According to Moody’s Investors Service, a proposed merger between three Qatari banks would help “rebalance” the banking sector in the country. The merger is currently at due diligence stage and will be subject to approval by the relevant authorities. The merged entity between Masraf Al Rayan, Barwa Bank and International Bank of Qatar would create the largest Islamic bank and second largest lender in Qatar. Total assets would amount to around QAR173bn ($48bn) and the market share would be around 14%. Moody’s assistant vice president Nitish Bhojnagarwala said Islamic banking asset growth has outpaced conventional banking in Qatar, as demonstrated by a 21% compound annual growth rate of loans for Islamic banks between 2011 and 2016 compared with 14% for the conventional banks. The GCC is witnessing a consolidation in the banking sector, with the two largest lenders in Abu Dhabi also currently preparing to merge.

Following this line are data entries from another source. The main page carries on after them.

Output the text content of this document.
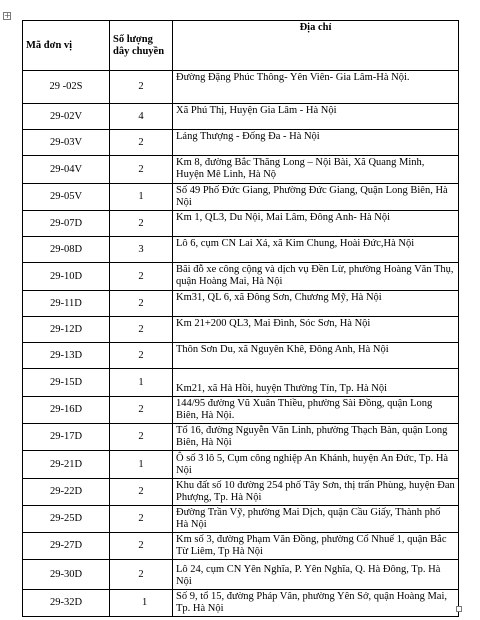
+
Mã đơn vị	Số lượng dây chuyền	Địa chỉ
29 -02S	2	Đường Đặng Phúc Thông- Yên Viên- Gia Lâm-Hà Nội.
29-02V	4	Xã Phú Thị, Huyện Gia Lâm - Hà Nội
29-03V	2	Láng Thượng - Đống Đa - Hà Nội
29-04V	2	Km 8, đường Bắc Thăng Long – Nội Bài, Xã Quang Minh, Huyện Mê Linh, Hà Nộ
29-05V	1	Số 49 Phố Đức Giang, Phường Đức Giang, Quận Long Biên, Hà Nội
29-07D	2	Km 1, QL3, Du Nội, Mai Lâm, Đông Anh- Hà Nội
29-08D	3	Lô 6, cụm CN Lai Xá, xã Kim Chung, Hoài Đức,Hà Nội
29-10D	2	Bãi đỗ xe công cộng và dịch vụ Đền Lừ, phường Hoàng Văn Thụ, quận Hoàng Mai, Hà Nội
29-11D	2	Km31, QL 6, xã Đông Sơn, Chương Mỹ, Hà Nội
29-12D	2	Km 21+200 QL3, Mai Đình, Sóc Sơn, Hà Nội
29-13D	2	Thôn Sơn Du, xã Nguyên Khê, Đông Anh, Hà Nội
29-15D	1	Km21, xã Hà Hồi, huyện Thường Tín, Tp. Hà Nội
29-16D	2	144/95 đường Vũ Xuân Thiều, phường Sài Đồng, quận Long Biên, Hà Nội.
29-17D	2	Tổ 16, đường Nguyễn Văn Linh, phường Thạch Bàn, quận Long Biên, Hà Nội
29-21D	1	Ô số 3 lô 5, Cụm công nghiệp An Khánh, huyện An Đức, Tp. Hà Nội
29-22D	2	Khu đất số 10 đường 254 phố Tây Sơn, thị trấn Phùng, huyện Đan Phượng, Tp. Hà Nội
29-25D	2	Đường Trần Vỹ, phường Mai Dịch, quận Cầu Giấy, Thành phố Hà Nội
29-27D	2	Km số 3, đường Phạm Văn Đồng, phường Cổ Nhuế 1, quận Bắc Từ Liêm, Tp Hà Nội
29-30D	2	Lô 24, cụm CN Yên Nghĩa, P. Yên Nghĩa, Q. Hà Đông, Tp. Hà Nội
29-32D	1	Số 9, tổ 15, đường Pháp Vân, phường Yên Sở, quận Hoàng Mai, Tp. Hà Nội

Moody's: Strong Islamic #retail franchise drives profitability for #Saudi Arabia's Al Rajhi Bank despite tougher operating conditions

Moody's announced that Al Rajhi Bank's dominant Islamic retail franchise will continue to drive a strong financial performance into 2017. Despite pressure on the Saudi economy from lower oil prices, Al Rahji's retail focus delivers solid margins and asset quality. Moody's analyst Nitish Bhojnagarwala said Al Rajhi's Islamic retail portfolio drives higher financing yields and stronger margins than its peers both in Saudi Arabia and the Gulf Co-operation Council (GCC). Coupled with a modest cost base and relatively lower provisioning, this generated a solid return on assets of 2.5% for the first six months of 2016. Furthermore, strong profits, combined with solid retention rate, provide healthy internal capital generation for the bank, which had a tangible common equity ratio of 19.8% as of June 2016.